Bloating occurs when the gastrointestinal tract becomes filled with air or gas, making your abdomen feel full, tight, or swollen. eating slowly and adequately chewing your food can help prevent bloating.
Heartburn creates a burning sensation in your throat or chest. It occurs when the sphincter between the esophagus and stomach inappropriately opens up and the acidic contents of the stomach move up into your esophagus. Low stomach acid can cause heartburn, since the release of sufficient stomach acid is needed to keep the lower esophageal sphincter closed.
Lactose intolerance is the inability to digest lactose, a simple sugar found in dairy products because your small intestine doesn’t produce enough lactase, which is the enzyme needed to digest lactose. Symptoms can include diarrhea, gas, abdominal pain, and bloating after eating dairy.
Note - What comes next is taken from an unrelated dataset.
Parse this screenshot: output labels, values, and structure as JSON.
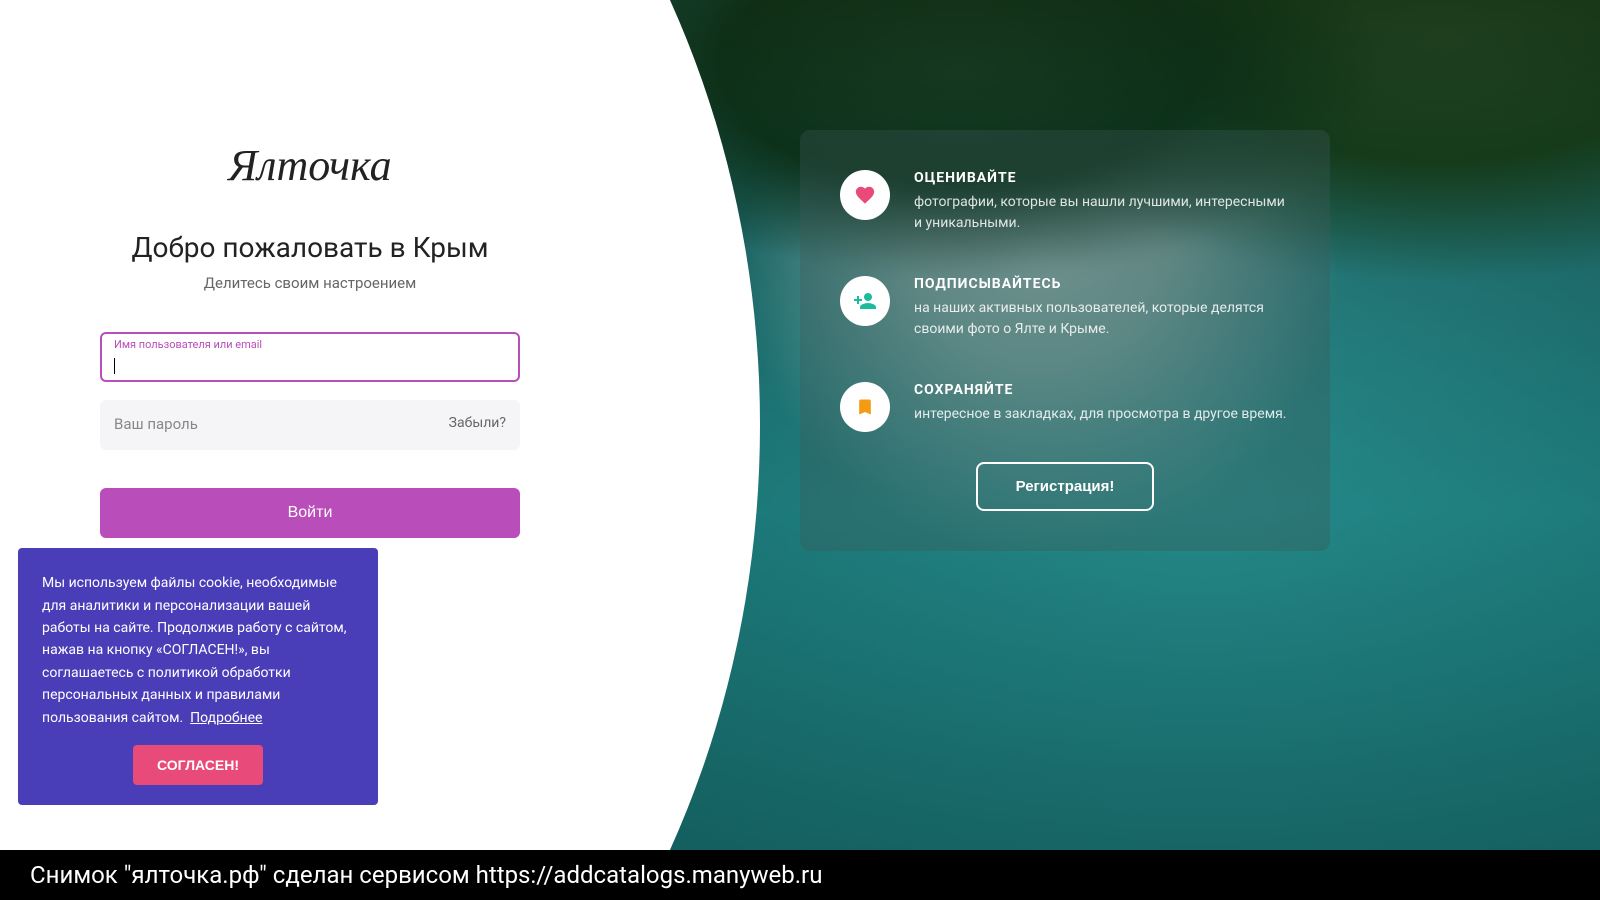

Gluten Sensitivity and Celiac Disease
Gluten is a group of proteins found in wheat, barley, and rye. If you’re sensitive to gluten you may experience bloating, diarrhea, or constipation after eating foods that contain gluten. If you have celiac disease your body will have an immune response to gluten and start attacking the small intestine if you consume gluten.
Leaky gut is a condition where holes or cracks develop in the junctions along the intestinal lining allowing toxins and bacteria to leak through the intestinal wall. It can lead to food sensitivities, fatigue, skin issues, and other digestive issues. Some factors that may contribute to the increase in intestinal permeability include excessive sugar intake, stress, inflammation, nutrient deficiencies, excessive alcohol consumption, using NSAIDs,
Small Intestinal Bacterial Overgrowth (SIBO)
SIBO occurs when bacteria that normally reside in other parts of the gastrointestinal tract start growing in the small intestine. This condition can cause diarrhea, bloating, nausea, vomiting, and weight loss. SIBO can lead to malnutrition if the bacteria are feeding off of the nutrients that would normally be absorbed by the small intestine.
Irritable Bowel Syndrome (IBS)
IBS affects the large intestine and is a chronic condition that can cause lower abdominal pain, cramping, constipation or diarrhea, gas, and bloating.